The downside of this trip were the casualties; nothing too bad as having to rush someone to the hospital but a couple of people slipped and fell, including my husband. He fell when they were near the coast and hurt his leg a bit but it wasn’t that serious. On the other hand, in order to break his fall he used our tripod (our very expensive tripod) and ended up breaking one of its legs. I would’ve preferred that or a camera or a lens breaking over my husband hurting himself but nevertheless seeing our carbon fiber tripod become slightly useless was a painful sight (the tripod cannot be used to its full height unless we have the leg replaced). So when they came back up, that was his news for me.  My peace flew straight out the window. Going back down was easier since we passed through the Bitou Elementary School (the climb up would’ve been easier as well if we passed that way).

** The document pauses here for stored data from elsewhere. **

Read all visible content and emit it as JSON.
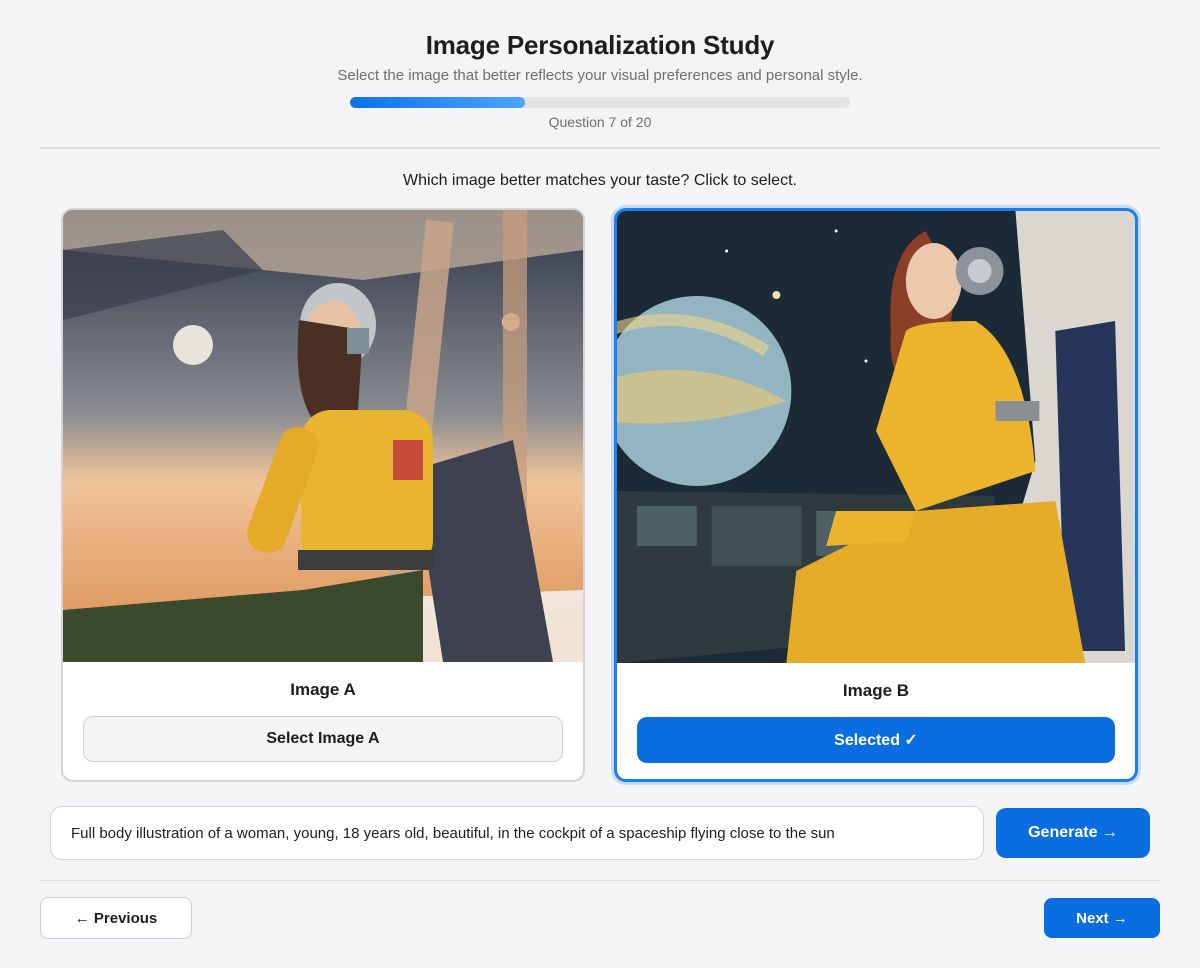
{
  "header": {
    "title": "Image Personalization Study",
    "subtitle": "Select the image that better reflects your visual preferences and personal style.",
    "progress_text": "Question 7 of 20",
    "progress_fraction": 0.35
  },
  "question": "Which image better matches your taste? Click to select.",
  "options": [
    {
      "label": "Image A",
      "button": "Select Image A",
      "selected": false
    },
    {
      "label": "Image B",
      "button": "Selected ✓",
      "selected": true
    }
  ],
  "prompt": {
    "value": "Full body illustration of a woman, young, 18 years old, beautiful, in the cockpit of a spaceship flying close to the sun"
  },
  "actions": {
    "generate": "Generate →",
    "previous": "← Previous",
    "next": "Next →"
  },
  "colors": {
    "accent": "#0a6ee0",
    "background": "#f4f4f6"
  }
}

We had another healthy lauriat lunch at a hotel on the way to Yangminshan National Park. This national park is unique since it is the only park in Taiwan with hot springs and a volcanic geography. Upon our arrival we realized that the Bus couldn’t drop us closer to the flower clock that was located at the Yangming park. Since it was considered the flower season, hordes of tourists go to the park to see the flowers in bloom and to see the clock. So it was another 1.5 km hike to the clock and we had roughly an hour to get to the clock and back to the bus. So once again, we split up into groups and a couple of us decided to just stay near the park’s entrance and lounge around.

On our way back to the city we stopped by the Grand Hotel in Taipei which is one of the tallest classic Chinese structure. It must be pretty expensive to stay there but the hotel lobby was grand and elegant; perfect for foreign ambassadors and guests.

Grand Hotel

We had dinner at a shabu-shabu place. They had good food but not very filling for people who like to eat a lot. But my husband and I always enjoy shabu-shabu so we were happy with this choice.

We went back to the hotel after dinner, rested a bit then those of us who still had energy went back to the Shilin market. We finally got a chance to try the 100 NT steak dinner. It was surprisingly good despite its price. Some of the guys tried one of the many foot spas around the market while the girls went shopping. It was past midnight when we finished so we had to take a cab back to the hotel (MRTs are only open till midnight).

This was the end of our 2 day bus tour around Taipei. It was tiring but I suppose because of it my love for photography was ignited once again.